CHAMBRE SOCIALE A, 7 juin 2023 — 20/02063
Texte intégral
AFFAIRE PRUD'HOMALE
DOUBLE RAPPORTEUR
N° RG 20/02063 - N° Portalis DBVX-V-B7E-M5R4
[H]
C/
SociétéPATRIARCA ENTREPRISE
APPEL D'UNE DÉCISION DU :
Conseil de Prud'hommes - Formation paritaire de LYON
du 18 Février 2020
RG : F 18/01268
COUR D'APPEL DE LYON
CHAMBRE SOCIALE A
ARRET DU 07 Juin 2023
APPELANT :
[B] [H]
né le 16 Novembre 1991 à [Localité 6]
[Adresse 1]
[Localité 3]
représenté par Me Stéphane TEYSSIER de la SELARL TEYSSIER BARRIER AVOCATS, avocat au barreau de LYON
INTIMÉE :
Société PATRIARCA ENTREPRISE
[Adresse 2]
[Localité 4]
représentée par Me Thierry CARRON de la SELARL REQUET CHABANEL, avocat au barreau de LYON
DEBATS EN AUDIENCE PUBLIQUE DU : 21 Mars 2023
Présidée par Joëlle DOAT, présidente et Nathalie ROCCI, conseiller, magistrats rapporteurs (sans opposition des parties dûment avisées) qui en ont rendu compte à la Cour dans son délibéré, assistés pendant les débats de Morgane GARCES, greffière
COMPOSITION DE LA COUR LORS DU DÉLIBÉRÉ :
- Joëlle DOAT, présidente
- Nathalie ROCCI, conseiller
- Anne BRUNNER, conseiller
ARRET : CONTRADICTOIRE
rendu publiquement le 07 Juin 2023 par mise à disposition au greffe de la cour d'appel, les parties en ayant été préalablement avisées dans les conditions prévues à l'article 450 alinéa 2 du code de procédure civile,
Signé par Joëlle DOAT, présidente, et par Morgane GARCES, greffière à laquelle la minute a été remise par le magistrat signataire.

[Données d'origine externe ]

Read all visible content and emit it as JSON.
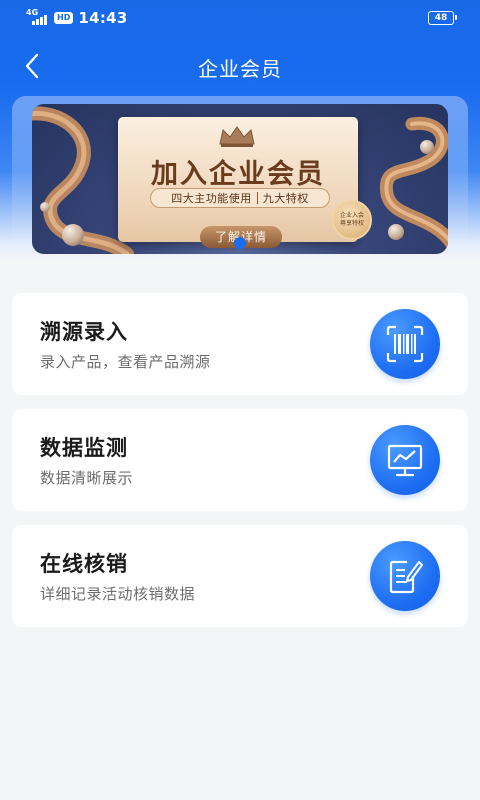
{
  "status_bar": {
    "network": "4G",
    "hd": "HD",
    "time": "14:43",
    "battery": "48"
  },
  "nav": {
    "title": "企业会员"
  },
  "banner": {
    "title": "加入企业会员",
    "sub_left": "四大主功能使用",
    "sub_right": "九大特权",
    "button": "了解详情",
    "medal_line1": "企业入会",
    "medal_line2": "尊享特权"
  },
  "cards": [
    {
      "title": "溯源录入",
      "subtitle": "录入产品，查看产品溯源",
      "icon": "barcode-scan-icon"
    },
    {
      "title": "数据监测",
      "subtitle": "数据清晰展示",
      "icon": "monitor-chart-icon"
    },
    {
      "title": "在线核销",
      "subtitle": "详细记录活动核销数据",
      "icon": "edit-note-icon"
    }
  ],
  "colors": {
    "primary": "#1a6cf0",
    "page_bg": "#f4f5f7",
    "card_bg": "#ffffff"
  }
}
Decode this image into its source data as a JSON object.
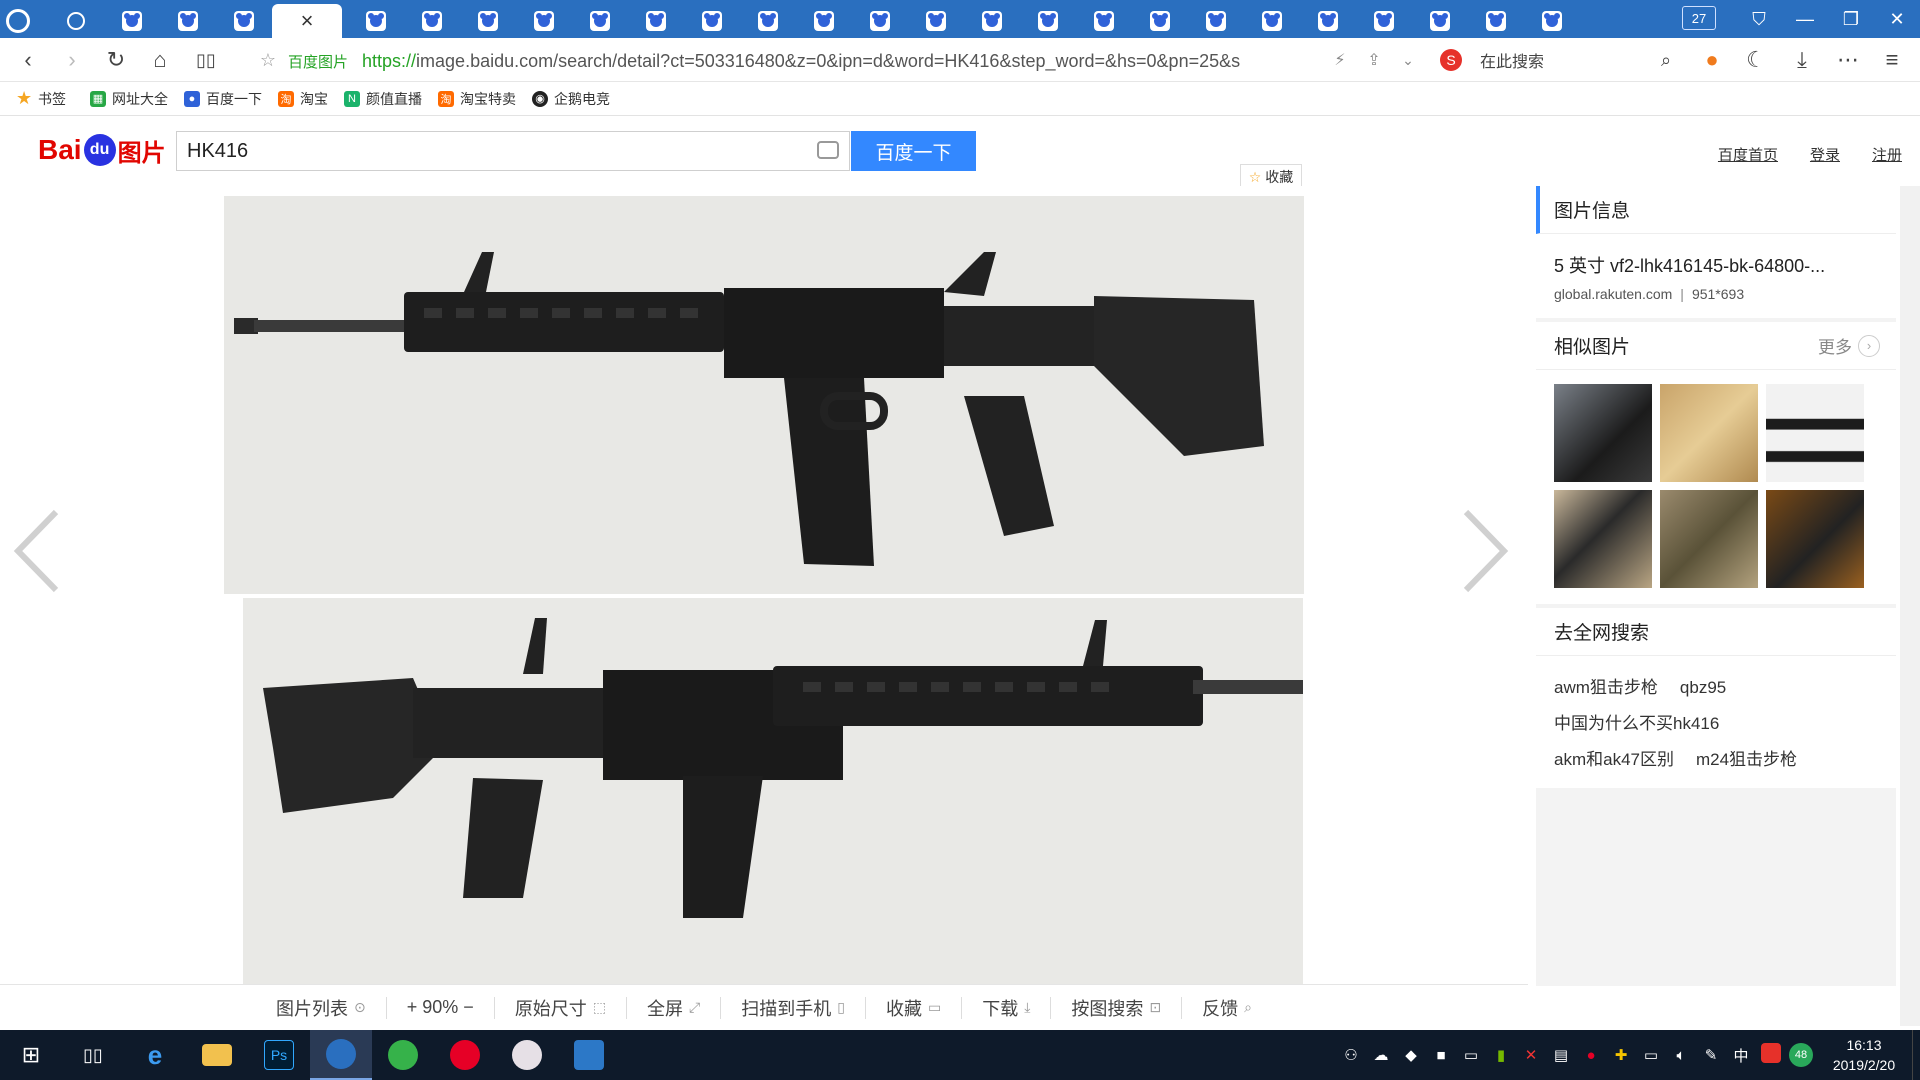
{
  "browser": {
    "tab_count": "27",
    "active_tab_close": "×",
    "site_label": "百度图片",
    "url_scheme": "https://",
    "url_rest": "image.baidu.com/search/detail?ct=503316480&z=0&ipn=d&word=HK416&step_word=&hs=0&pn=25&s",
    "search_placeholder": "在此搜索",
    "window_controls": [
      "—",
      "❐",
      "✕"
    ]
  },
  "bookmarks": [
    {
      "label": "书签",
      "color": "#f5a623",
      "icon": "star-icon"
    },
    {
      "label": "网址大全",
      "color": "#27a745",
      "icon": "grid-icon"
    },
    {
      "label": "百度一下",
      "color": "#2f62d8",
      "icon": "paw-icon"
    },
    {
      "label": "淘宝",
      "color": "#ff6a00",
      "icon": "taobao-icon"
    },
    {
      "label": "颜值直播",
      "color": "#1bb36b",
      "icon": "live-icon"
    },
    {
      "label": "淘宝特卖",
      "color": "#ff6a00",
      "icon": "taobao-icon"
    },
    {
      "label": "企鹅电竞",
      "color": "#222222",
      "icon": "penguin-icon"
    }
  ],
  "baidu": {
    "logo_bai": "Bai",
    "logo_du": "du",
    "logo_tupian": "图片",
    "query": "HK416",
    "search_button": "百度一下",
    "links": [
      "百度首页",
      "登录",
      "注册"
    ],
    "fav_label": "收藏"
  },
  "panel": {
    "info_title": "图片信息",
    "info_name": "5 英寸 vf2-lhk416145-bk-64800-...",
    "info_source": "global.rakuten.com",
    "info_size": "951*693",
    "similar_title": "相似图片",
    "similar_more": "更多",
    "web_title": "去全网搜索",
    "keywords": [
      [
        "awm狙击步枪",
        "qbz95"
      ],
      [
        "中国为什么不买hk416"
      ],
      [
        "akm和ak47区别",
        "m24狙击步枪"
      ]
    ]
  },
  "toolbar": [
    {
      "label": "图片列表",
      "glyph": "⊙"
    },
    {
      "label": "+  90%  −",
      "glyph": ""
    },
    {
      "label": "原始尺寸",
      "glyph": "⬚"
    },
    {
      "label": "全屏",
      "glyph": "⤢"
    },
    {
      "label": "扫描到手机",
      "glyph": "▯"
    },
    {
      "label": "收藏",
      "glyph": "▭"
    },
    {
      "label": "下载",
      "glyph": "⤓"
    },
    {
      "label": "按图搜索",
      "glyph": "⊡"
    },
    {
      "label": "反馈",
      "glyph": "⌕"
    }
  ],
  "taskbar": {
    "time": "16:13",
    "date": "2019/2/20",
    "ime": "中",
    "badge": "48"
  },
  "colors": {
    "accent": "#3388ff",
    "tabbar": "#2a6fbf",
    "baidu_red": "#e10601"
  }
}
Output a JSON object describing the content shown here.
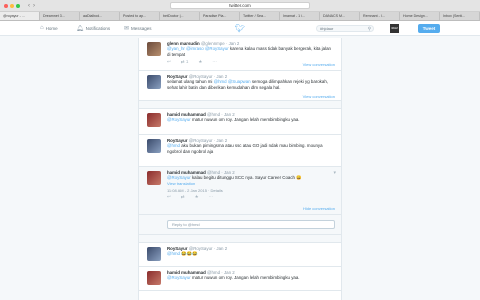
{
  "browser": {
    "url": "twitter.com",
    "tabs": [
      "@royayur - ...",
      "Dreamnet 3...",
      "aaDialbod...",
      "Posted to ap...",
      "betDoctor |...",
      "Paradise Pla...",
      "Twitter / Sea...",
      "Imamat - 1 i...",
      "DANACS M...",
      "Remnant - I...",
      "Home Design...",
      "Inbox (Senti..."
    ]
  },
  "nav": {
    "home": "Home",
    "notifications": "Notifications",
    "messages": "Messages",
    "search_placeholder": "#hjdaur",
    "tweet_button": "Tweet",
    "avatar_text": "IMAM"
  },
  "tweets": [
    {
      "name": "glenn marsudin",
      "handle": "@glennmpe",
      "time": "Jan 2",
      "text_mention": "@yan_hr @imraso @RoySayur",
      "text": " karena kalau mass tidak banyak bergerak, kita jalan di tempat",
      "counts": "1",
      "link": "View conversation"
    },
    {
      "name": "RoySayur",
      "handle": "@RoySayur",
      "time": "Jan 2",
      "text": "selamat ulang tahun mi ",
      "text_mention": "@hmd @Suapwan",
      "text2": " semoga dilimpahkan rejeki yg barokah, sehat lahir batin dan diberikan kemudahan dlm segala hal.",
      "link": "View conversation"
    },
    {
      "name": "hamid muhammad",
      "handle": "@hmd",
      "time": "Jan 2",
      "text_mention": "@RoySayur",
      "text": " matur nuwun om roy. Jangan lelah membimbingku yaa."
    },
    {
      "name": "RoySayur",
      "handle": "@RoySayur",
      "time": "Jan 2",
      "text_mention": "@hmd",
      "text": " aku bukan pimingsma atau ssc atau GO jadi ndak mau bimbing. mounya ngobrol dan ngobrol aja"
    },
    {
      "name": "hamid muhammad",
      "handle": "@hmd",
      "time": "Jan 2",
      "text_mention": "@RoySayur",
      "text": " kalau begitu ditunggu SCC nya. Sayur Career Coach 😄",
      "translation": "View translation",
      "stamp": "11:08 AM - 2 Jan 2015 · Details",
      "link": "Hide conversation"
    },
    {
      "reply_placeholder": "Reply to @hmd"
    },
    {
      "name": "RoySayur",
      "handle": "@RoySayur",
      "time": "Jan 2",
      "text_mention": "@hmd",
      "text": " 😂😂😂"
    },
    {
      "name": "hamid muhammad",
      "handle": "@hmd",
      "time": "Jan 2",
      "text_mention": "@RoySayur",
      "text": " matur nuwun om roy. Jangan lelah membimbingku yaa."
    }
  ]
}
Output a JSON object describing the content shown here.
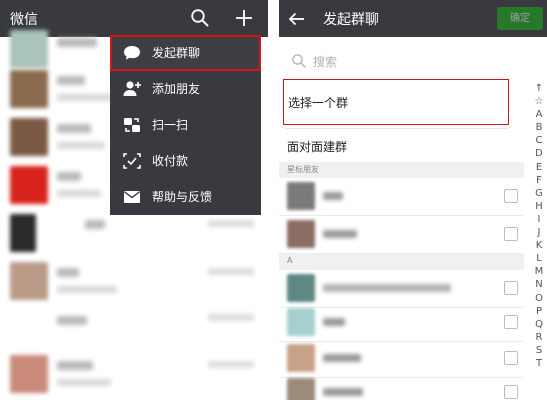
{
  "left": {
    "app_title": "微信",
    "menu": [
      {
        "label": "发起群聊",
        "icon": "chat-bubble-icon",
        "highlight": true
      },
      {
        "label": "添加朋友",
        "icon": "add-friend-icon",
        "highlight": false
      },
      {
        "label": "扫一扫",
        "icon": "scan-icon",
        "highlight": false
      },
      {
        "label": "收付款",
        "icon": "payment-icon",
        "highlight": false
      },
      {
        "label": "帮助与反馈",
        "icon": "mail-icon",
        "highlight": false
      }
    ]
  },
  "right": {
    "title": "发起群聊",
    "confirm_label": "确定",
    "search_placeholder": "搜索",
    "select_group_label": "选择一个群",
    "face_group_label": "面对面建群",
    "starred_header": "星标朋友",
    "section_letter": "A",
    "index_letters": [
      "↑",
      "☆",
      "A",
      "B",
      "C",
      "D",
      "E",
      "F",
      "G",
      "H",
      "I",
      "J",
      "K",
      "L",
      "M",
      "N",
      "O",
      "P",
      "Q",
      "R",
      "S",
      "T"
    ]
  }
}
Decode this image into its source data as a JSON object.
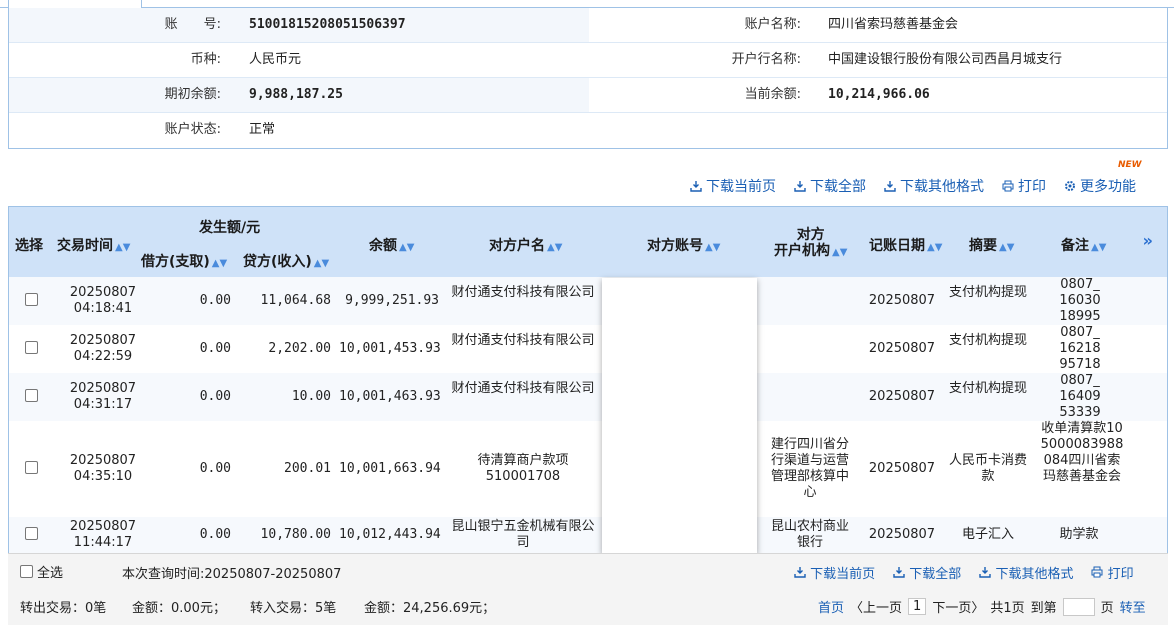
{
  "account": {
    "no_label": "账　　号:",
    "no_value": "51001815208051506397",
    "name_label": "账户名称:",
    "name_value": "四川省索玛慈善基金会",
    "currency_label": "币种:",
    "currency_value": "人民币元",
    "bank_label": "开户行名称:",
    "bank_value": "中国建设银行股份有限公司西昌月城支行",
    "opening_label": "期初余额:",
    "opening_value": "9,988,187.25",
    "current_label": "当前余额:",
    "current_value": "10,214,966.06",
    "status_label": "账户状态:",
    "status_value": "正常"
  },
  "toolbar": {
    "new_badge": "NEW",
    "items": [
      "下载当前页",
      "下载全部",
      "下载其他格式",
      "打印",
      "更多功能"
    ]
  },
  "table": {
    "headers": {
      "select": "选择",
      "time": "交易时间",
      "amount_group": "发生额/元",
      "debit": "借方(支取)",
      "credit": "贷方(收入)",
      "balance": "余额",
      "counter_name": "对方户名",
      "counter_acct": "对方账号",
      "counter_bank_1": "对方",
      "counter_bank_2": "开户机构",
      "book_date": "记账日期",
      "summary": "摘要",
      "remark": "备注",
      "expand": "»"
    },
    "rows": [
      {
        "date": "20250807",
        "time": "04:18:41",
        "debit": "0.00",
        "credit": "11,064.68",
        "balance": "9,999,251.93",
        "name": "财付通支付科技有限公司",
        "bank": "",
        "book": "20250807",
        "summary": "支付机构提现",
        "remark": "0807_1603018995"
      },
      {
        "date": "20250807",
        "time": "04:22:59",
        "debit": "0.00",
        "credit": "2,202.00",
        "balance": "10,001,453.93",
        "name": "财付通支付科技有限公司",
        "bank": "",
        "book": "20250807",
        "summary": "支付机构提现",
        "remark": "0807_1621895718"
      },
      {
        "date": "20250807",
        "time": "04:31:17",
        "debit": "0.00",
        "credit": "10.00",
        "balance": "10,001,463.93",
        "name": "财付通支付科技有限公司",
        "bank": "",
        "book": "20250807",
        "summary": "支付机构提现",
        "remark": "0807_1640953339"
      },
      {
        "date": "20250807",
        "time": "04:35:10",
        "debit": "0.00",
        "credit": "200.01",
        "balance": "10,001,663.94",
        "name": "待清算商户款项510001708",
        "bank": "建行四川省分行渠道与运营管理部核算中心",
        "book": "20250807",
        "summary": "人民币卡消费款",
        "remark": "收单清算款105000083988084四川省索玛慈善基金会"
      },
      {
        "date": "20250807",
        "time": "11:44:17",
        "debit": "0.00",
        "credit": "10,780.00",
        "balance": "10,012,443.94",
        "name": "昆山银宁五金机械有限公司",
        "bank": "昆山农村商业银行",
        "book": "20250807",
        "summary": "电子汇入",
        "remark": "助学款"
      }
    ]
  },
  "footer": {
    "select_all": "全选",
    "query_time": "本次查询时间:20250807-20250807",
    "actions": [
      "下载当前页",
      "下载全部",
      "下载其他格式",
      "打印"
    ],
    "out_label": "转出交易：0笔",
    "out_amount": "金额：0.00元；",
    "in_label": "转入交易：5笔",
    "in_amount": "金额：24,256.69元；",
    "first": "首页",
    "prev": "〈上一页",
    "page": "1",
    "next": "下一页〉",
    "total": "共1页",
    "goto_prefix": "到第",
    "goto_suffix": "页",
    "go": "转至"
  },
  "colors": {
    "accent": "#1a5fb4",
    "header_bg": "#cfe2f8",
    "border": "#9fc2e6"
  }
}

FAITS, PROCÉDURE ET PRÉTENTIONS DES PARTIES
M. [B] [H] a été embauché, par contrat de travail à durée déterminée, à temps plein, du 17 mars 2014 au 20 juin 2014, par la Société PATRIARCA ENTREPRISE, pour occuper l'emploi de peintre en bâtiment, avec la qualification niveau 1, position 2, au coefficient 170.
La relation de travail s'est poursuivie à compter du 23 juin 2014, par contrat à durée indéterminée du même jour.
Le 6 juin 2017, le Dr [G] [M], médecin du travail, a déclaré M. [H] inapte au poste de peintre et à tout poste dans l'entreprise en un seul examen, en mentionnant que l'état de santé du salarié fait obstacle à tout reclassement dans l'entreprise.
Par lettre recommandée du 8 juin 2017, la société PATRIARCA a convoqué M. [H] à un entretien préalable en vue de son licenciement, fixé au 19 juin 2017.
Le salarié ne s'est pas présenté à cet entretien et par courrier du 19 juin 2017, la société PATRIARCA l'a convoqué à un nouvel entretien, fixé au 30 juin 2017.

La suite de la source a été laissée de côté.